Here’s what we saw (source Commsec):
US markets
Were mixed on Wednesday. Weighing on stocks were higher US bond yields, lifting in response to the surprise Canadian rate hike.
Technology stocks fell, but the small-cap Russell 2000 index rose by 1.8%. The energy index rose 2.7% in response to a higher oil price. The KBW Regional Banking index rose by 3.4% to a 2-month high. The Dow Jones index closed up by 93 points or 0.3%. The S&P 500 index fell by 0.4%. The Nasdaq index fell by 171.5 points or 1.3%.
Analysts cited rotation out of tech stocks for the decline in the S&P 500 and Nasdaq indexes.
European markets
Closed modestly lower on Wednesday with healthcare stocks leading declines, down 1.4%.
Retail stocks lifted 2%, with oil & gas up 1% and banks up 0.7%. Data showed that German industrial output rose by 0.3% in April, less than the expected 0.6% gain.
News of a 7.5% annual decline in Chinese exports in May weighed on sentiment for stocks dependent on the broader global economy.
The continent-wide FTSEurofirst 300 index fell by 0.2%. And the UK FTSE 100 index eased by just 0.1%.
Currencies
Were mixed against the US dollar in European and US trade.
- The Euro rose from US$1.0665 to US$1.0740 and was near US$1.0700 at the US close.
- The Aussie dollar fell from highs near US67.17 cents to US66.40 cents and was near US66.55 cents at the US close.
- The Japanese yen eased from 139.03 yen per US dollar to JPY140.20 and was near JPY140.15 at the US close.
Global oil prices rose on Wednesday. US crude stocks fell by about 450,000 barrels in the past week, according to data from the Energy Information Administration, compared with estimates for a 1 million barrel lift in stocks.
- The Brent crude price rose by US66 cents or 0.9% to US$76.95 a barrel.

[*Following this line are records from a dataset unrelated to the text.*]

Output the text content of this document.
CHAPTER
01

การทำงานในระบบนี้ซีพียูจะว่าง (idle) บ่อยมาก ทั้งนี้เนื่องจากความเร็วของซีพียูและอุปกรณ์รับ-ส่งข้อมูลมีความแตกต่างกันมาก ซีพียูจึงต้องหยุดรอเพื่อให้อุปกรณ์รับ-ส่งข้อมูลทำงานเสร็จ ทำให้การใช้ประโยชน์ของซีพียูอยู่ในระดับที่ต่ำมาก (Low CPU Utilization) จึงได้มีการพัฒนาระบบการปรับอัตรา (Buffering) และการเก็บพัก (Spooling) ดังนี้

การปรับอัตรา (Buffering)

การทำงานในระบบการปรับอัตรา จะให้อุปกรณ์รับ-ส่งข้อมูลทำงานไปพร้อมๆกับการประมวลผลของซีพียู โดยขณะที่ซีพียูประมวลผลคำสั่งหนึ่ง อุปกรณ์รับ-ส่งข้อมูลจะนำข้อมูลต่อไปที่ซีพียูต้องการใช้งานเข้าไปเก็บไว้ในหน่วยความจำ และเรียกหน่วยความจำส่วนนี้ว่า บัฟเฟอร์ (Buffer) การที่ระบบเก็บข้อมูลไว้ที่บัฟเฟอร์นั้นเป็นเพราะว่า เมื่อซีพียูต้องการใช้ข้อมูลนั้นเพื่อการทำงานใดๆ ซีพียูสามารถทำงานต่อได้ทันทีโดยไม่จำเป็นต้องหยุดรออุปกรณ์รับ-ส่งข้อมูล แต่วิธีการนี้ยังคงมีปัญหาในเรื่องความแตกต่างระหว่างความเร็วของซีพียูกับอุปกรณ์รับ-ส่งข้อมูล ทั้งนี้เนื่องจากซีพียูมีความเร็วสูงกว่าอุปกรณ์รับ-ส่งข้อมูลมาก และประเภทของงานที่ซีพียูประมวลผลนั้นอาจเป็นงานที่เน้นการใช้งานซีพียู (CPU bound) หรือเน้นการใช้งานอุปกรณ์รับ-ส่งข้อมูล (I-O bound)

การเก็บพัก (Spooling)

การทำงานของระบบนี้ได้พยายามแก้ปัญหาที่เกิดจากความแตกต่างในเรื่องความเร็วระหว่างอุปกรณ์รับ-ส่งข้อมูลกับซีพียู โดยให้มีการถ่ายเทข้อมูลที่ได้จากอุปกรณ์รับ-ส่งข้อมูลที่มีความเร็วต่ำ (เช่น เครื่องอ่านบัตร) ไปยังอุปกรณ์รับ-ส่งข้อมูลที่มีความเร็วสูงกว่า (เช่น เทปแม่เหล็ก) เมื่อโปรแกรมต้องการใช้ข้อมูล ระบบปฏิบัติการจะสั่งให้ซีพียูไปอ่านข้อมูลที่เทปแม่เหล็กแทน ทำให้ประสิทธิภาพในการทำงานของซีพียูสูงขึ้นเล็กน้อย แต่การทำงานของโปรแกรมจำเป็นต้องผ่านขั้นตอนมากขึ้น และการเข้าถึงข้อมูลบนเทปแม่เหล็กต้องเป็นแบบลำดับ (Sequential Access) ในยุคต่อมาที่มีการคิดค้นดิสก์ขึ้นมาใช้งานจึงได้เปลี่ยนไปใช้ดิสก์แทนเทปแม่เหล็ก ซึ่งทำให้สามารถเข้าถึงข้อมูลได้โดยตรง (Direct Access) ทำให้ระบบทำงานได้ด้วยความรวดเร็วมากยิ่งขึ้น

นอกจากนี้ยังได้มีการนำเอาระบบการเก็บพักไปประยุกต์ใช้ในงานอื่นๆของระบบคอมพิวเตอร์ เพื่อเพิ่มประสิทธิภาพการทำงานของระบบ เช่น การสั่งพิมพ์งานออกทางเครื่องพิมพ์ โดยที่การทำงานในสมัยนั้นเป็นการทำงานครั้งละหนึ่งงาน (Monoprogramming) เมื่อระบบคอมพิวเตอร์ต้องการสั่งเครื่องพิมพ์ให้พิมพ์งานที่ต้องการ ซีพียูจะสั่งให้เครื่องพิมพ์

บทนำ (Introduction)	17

- The US Nymex crude price rose by US79 cents or 1.1% to US$72.53 a barrel.
- Copper futures ended lower by just 0.3% but aluminium futures edged up 0.1%.
- Zinc rose 3.3% while nickel rose 2.2%.
- The gold futures price fell by US$23.10 or 1.2% to US$1,958.40 an ounce.
- Spot gold was trading near US$1,940 an ounce at the US close.
- Iron ore futures added US59 cents or 0.5% to US$109.18 a tonne.
The fight against inflation is now causing real issues for homeowners, renters and business owners.
EY chief economist Cherelle Murphy has warned that Australia is now at an ugly point in the business cycle. Murphy says that where we have falling growth, prices and labour costs have risen but 12 rate hikes since May 2022 are yet to change the inflation dynamics.
"The economy is digesting the Reserve Bank’s rate hikes but has not yet felt the relief from them," she said.
"Even though prices are not rising as quickly as at the end of last year, they are still moving up too fast. The National Accounts revealed that the prices of services are still accelerating for households. The cost of employees for businesses is rising because wage growth is rising, and labour productivity is falling."
Notably, governor Phillip Lowe partly blamed the Fair Work Commission’s decision to lift minimum award wages by 5.75% on the latest hike.
Many economists now believe the cash rate will peak at 4.85%.
The CBA says RBA peak rate forecast is 4.35pc, while Goldman Sachs (NYSE:NYSE:GS) and Capital Economics has it at 4.85%.